The ministry will revoke, suspend or cancel
licenses of companies whose directors, shareholders and employees have a
criminal record, or breach the regulations three times within a period of two
years. Each licence is valid for two years.
The ministry has also revised the penalty upwards,
whereby an individual who operates a recruitment company without a license or
when its license is suspended or cancelled shall on conviction serve a jail
term not exceeding 5 years or pay a fine not exceeding Shillings 200,000. The 2005 regulations
prescribed a penalty of three months for any offence that is committed.
The offences include among others exploiting
migrant workers, withholding salaries of workers without justifiable
reasons, collecting fees from Ugandan migrant workers without valid
license or failure to
deploy migrant workers within 120 days after they have been cleared by the
ministry, opens premises without a valid license and obstructs or attempts to
obstructs an official from inspecting the company premises.
The ministry will also revoke the license of a
company that fails to deploy migrant workers within 120 days of the clearance
from the ministry. Migrant workers will not pay more than Shillings 20,000 for the administration costs
and will pay placement fees approved by the ministry to cover the trade or
skill testing, medical examination and inoculation, acquisition of a passport
and required visa and the notarization of documents.
Ronnie Mukundane, the Spokesperson of Uganda Association
for External Recruitment Agencies-UAERA, says that the over 200 labour export companies are
seeking an engagement with the gender ministry over the proposed regulations.
Mukundane says the regulations took effect on
August 6 but new companies have failed to acquire licenses. Though he
does not disclose how many new companies have attempted to submit applications,
Mukundane says the ministry is silent on why the companies have not been
granted or not granted licenses yet the regulations provide for 45 days within, which the ministry must approve or reject
He adds that the requirement of new and existing
companies having a minimum capital of Shillings 50 million and a bank guarantee of 100
is very high. "Government should have consulted us before
putting in place the new regulations," he adds, "these regulations
will make it more expensive to recruit and deploy migrant workers because
even the pre-departure training period has also been increased from 7
days to 14 days."
Mukundane explains further that while the
government set 1,100 USD as the maximum amount for placement fees charged
per migrant worker in the 2014 bilateral arrangements, the figure is much
higher than before because of the travel requirements during the COVID-19 pandemic. "Government needs to revise this figure to 2,500 USD
because companies spend over 1,000USD on air tickets, COVID-19 tests, medical examination and quarantine
and another 1,000 USD for training, acquiring passports, certificates of good
conduct among other items," he adds.
For instance, in 2014, Mukundane says the air tickets to most
of the Middle Eastern cities cost an average of 300 USD and passports cost Shillings 150,000. However, the prices for both
items have since doubled. Apart
from the financial implications, Mukundane says the new regulations could
discourage foreign partners from investing in new companies due to the high
costs involved in acquiring a license
and training the migrant workers among others.
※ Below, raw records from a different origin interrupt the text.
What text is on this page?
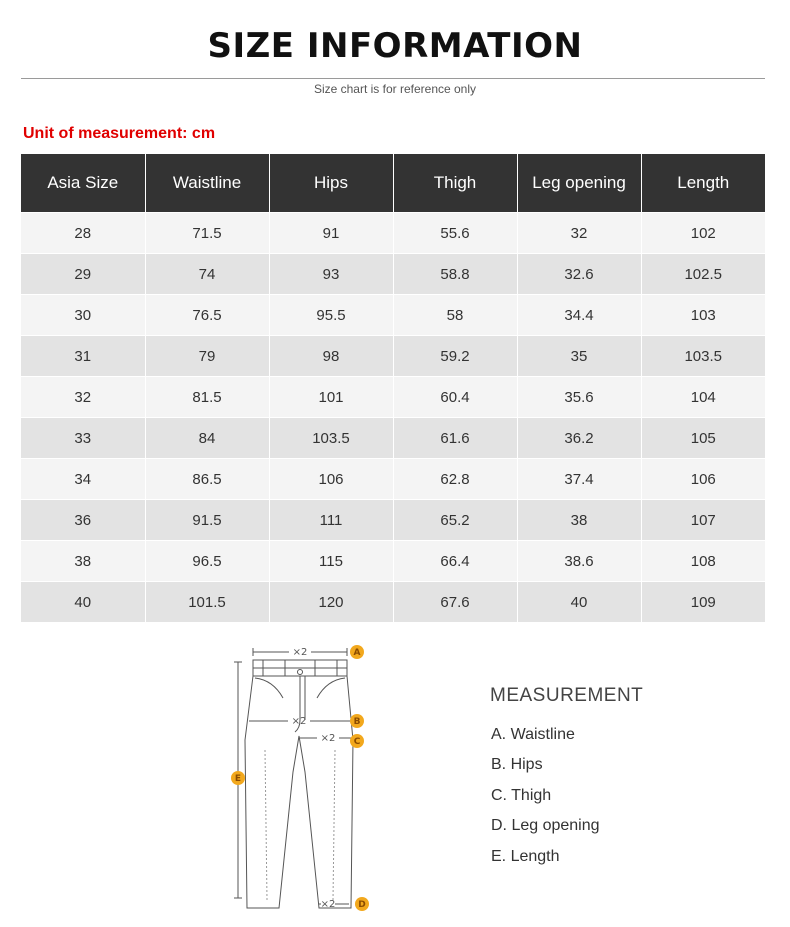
SIZE INFORMATION
Size chart is for reference only
Unit of measurement: cm
Asia Size	Waistline	Hips	Thigh	Leg opening	Length
28	71.5	91	55.6	32	102
29	74	93	58.8	32.6	102.5
30	76.5	95.5	58	34.4	103
31	79	98	59.2	35	103.5
32	81.5	101	60.4	35.6	104
33	84	103.5	61.6	36.2	105
34	86.5	106	62.8	37.4	106
36	91.5	111	65.2	38	107
38	96.5	115	66.4	38.6	108
40	101.5	120	67.6	40	109
×2
×2
×2
×2
A
B
C
D
E
MEASUREMENT
A. Waistline
B. Hips
C. Thigh
D. Leg opening
E. Length
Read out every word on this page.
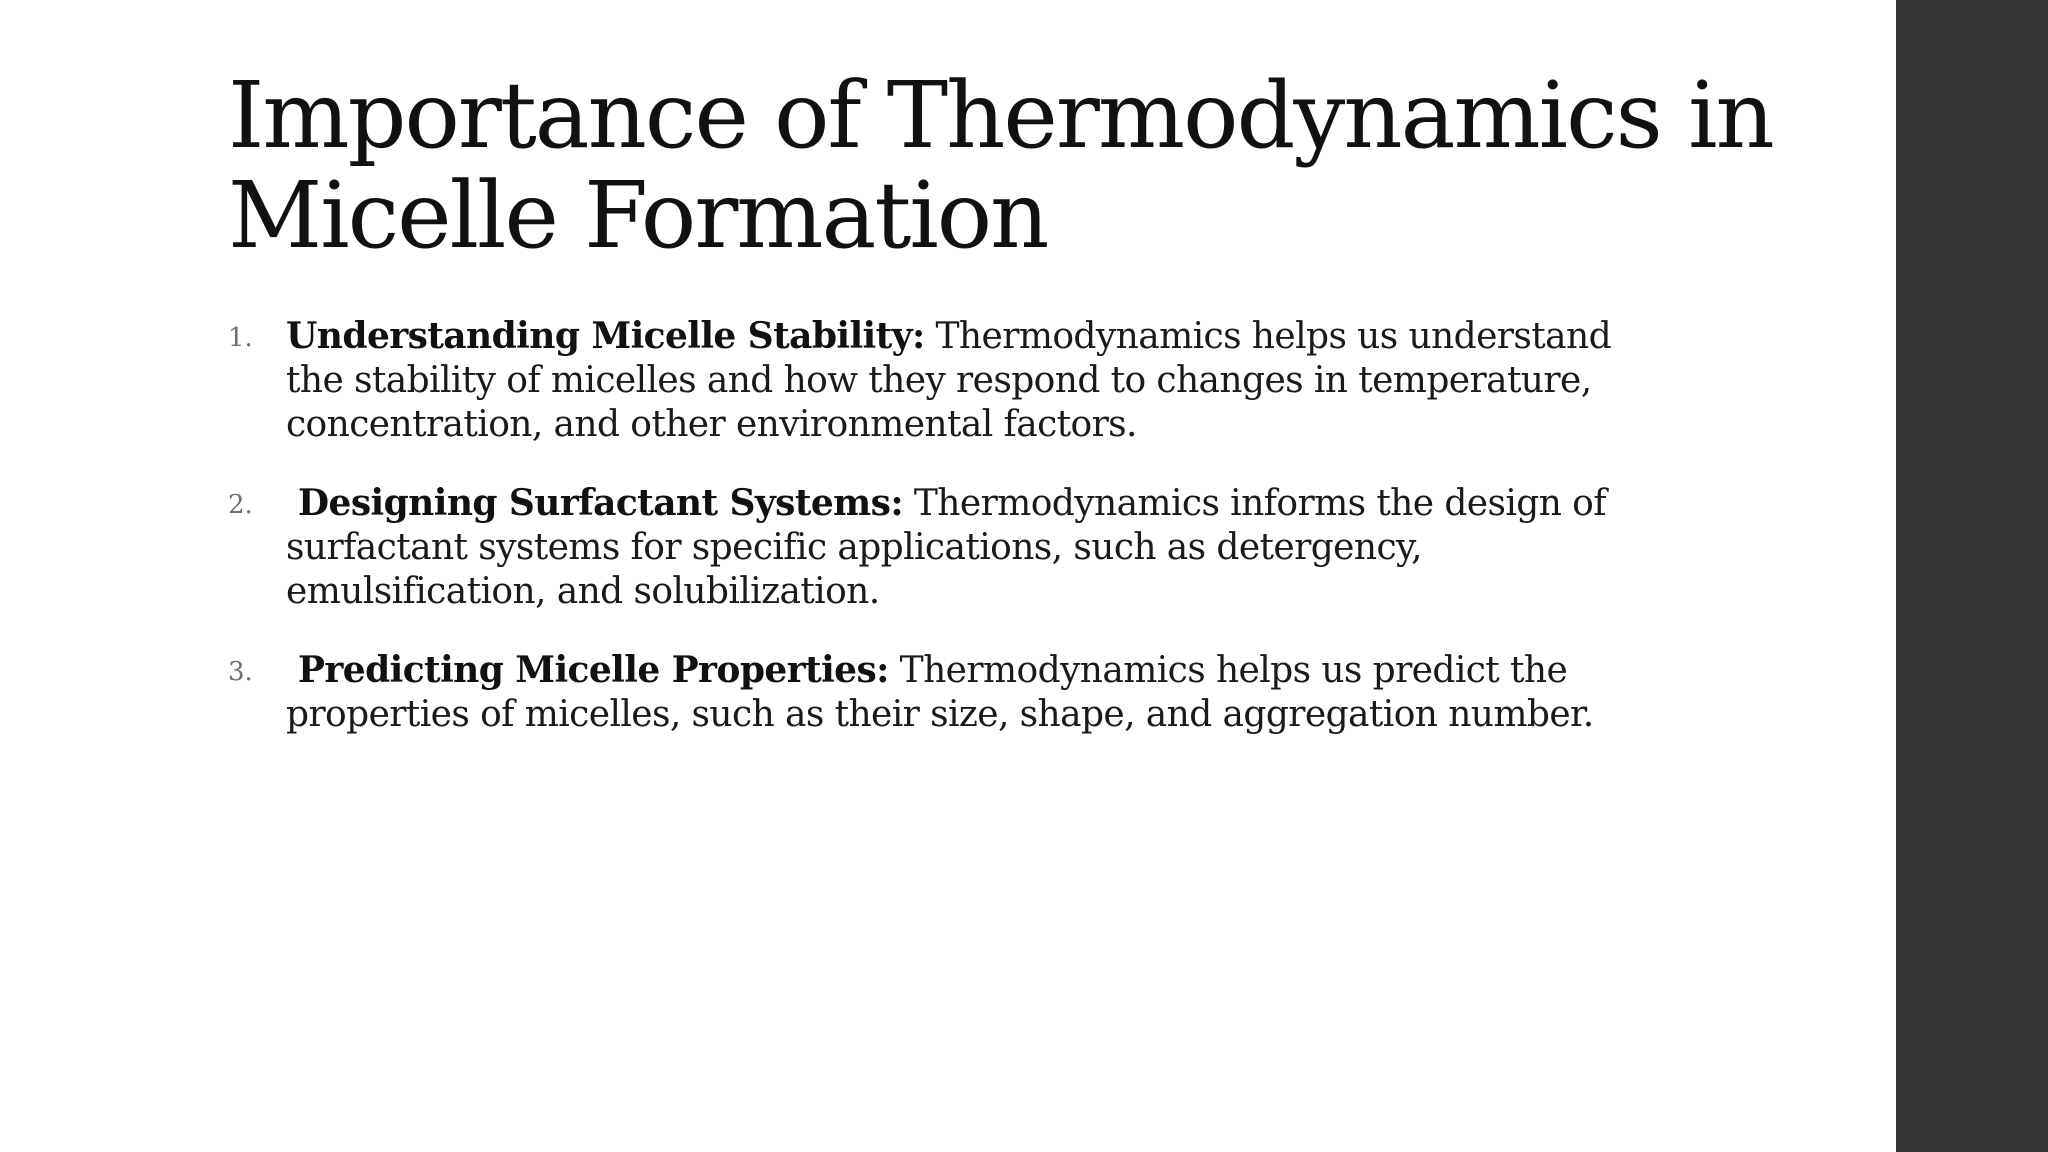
Importance of Thermodynamics in Micelle Formation
1. Understanding Micelle Stability: Thermodynamics helps us understand the stability of micelles and how they respond to changes in temperature, concentration, and other environmental factors.
2. Designing Surfactant Systems: Thermodynamics informs the design of surfactant systems for specific applications, such as detergency, emulsification, and solubilization.
3. Predicting Micelle Properties: Thermodynamics helps us predict the properties of micelles, such as their size, shape, and aggregation number.
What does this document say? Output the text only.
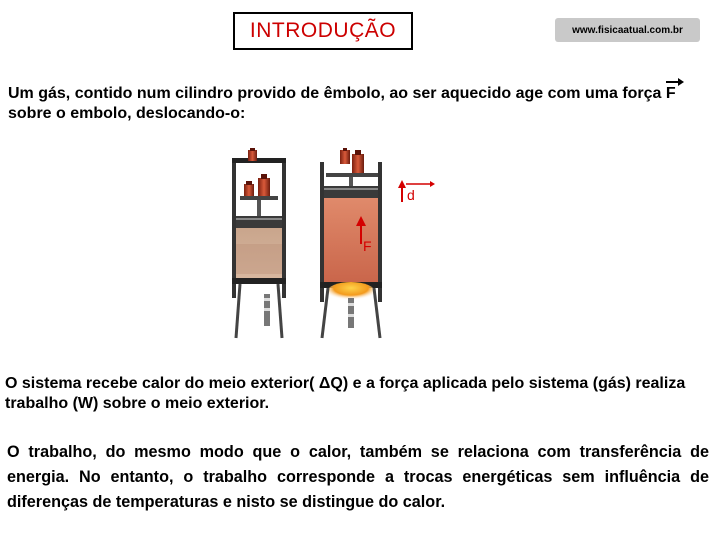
INTRODUÇÃO	www.fisicaatual.com.br

Um gás, contido num cilindro provido de êmbolo, ao ser aquecido age com uma força F sobre o embolo, deslocando-o:

F
d

O sistema recebe calor do meio exterior( ΔQ) e a força aplicada pelo sistema (gás) realiza trabalho (W) sobre o meio exterior.

O trabalho, do mesmo modo que o calor, também se relaciona com transferência de energia. No entanto, o trabalho corresponde a trocas energéticas sem influência de diferenças de temperaturas e nisto se distingue do calor.
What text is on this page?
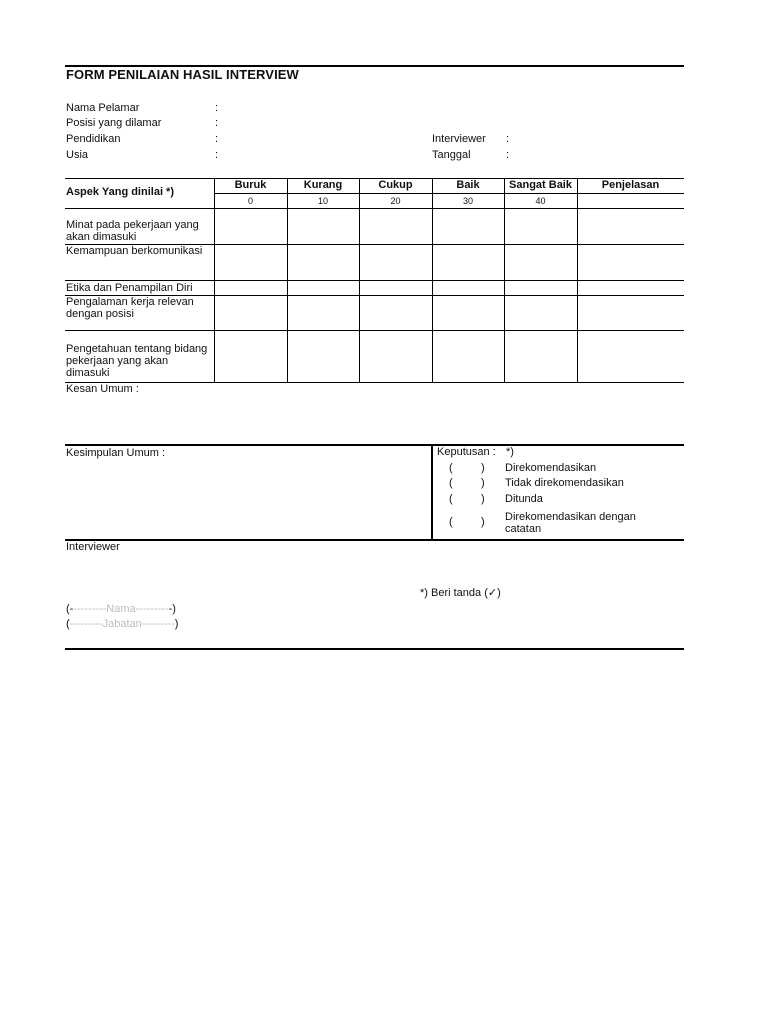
FORM PENILAIAN HASIL INTERVIEW
Nama Pelamar	:
Posisi yang dilamar	:
Pendidikan	:
Usia	:
Interviewer :
Tanggal	:
Aspek Yang dinilai *)
Buruk	Kurang	Cukup	Baik	Sangat Baik	Penjelasan
0	10	20	30	40
Minat pada pekerjaan yang akan dimasuki
Kemampuan berkomunikasi
Etika dan Penampilan Diri
Pengalaman kerja relevan dengan posisi
Pengetahuan tentang bidang pekerjaan yang akan dimasuki
Kesan Umum :
Kesimpulan Umum :	Keputusan : *)
(	) Direkomendasikan
(	) Tidak direkomendasikan
(	) Ditunda
(	) Direkomendasikan dengan catatan
Interviewer
*) Beri tanda (✓)
(----------Nama----------)
(---------Jabatan---------)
He says an average of 300 to 500 Ugandan migrant
workers left the country for work abroad between January to May this year. They
went mainly to Saudi Arabia, United Arab Emirates-UAE and Oman. In August alone, 13,000 Ugandans, mainly
domestic workers left for work in mainly the Middle East. He says
that the regulations are timely for the protection of migrant
workers especially when they meet challenges such as sustaining injuries or
even dying abroad. He, however, insists on the
need for the government to meet the labour companies to reach a
consensus on how to meet requirements in the new regulations.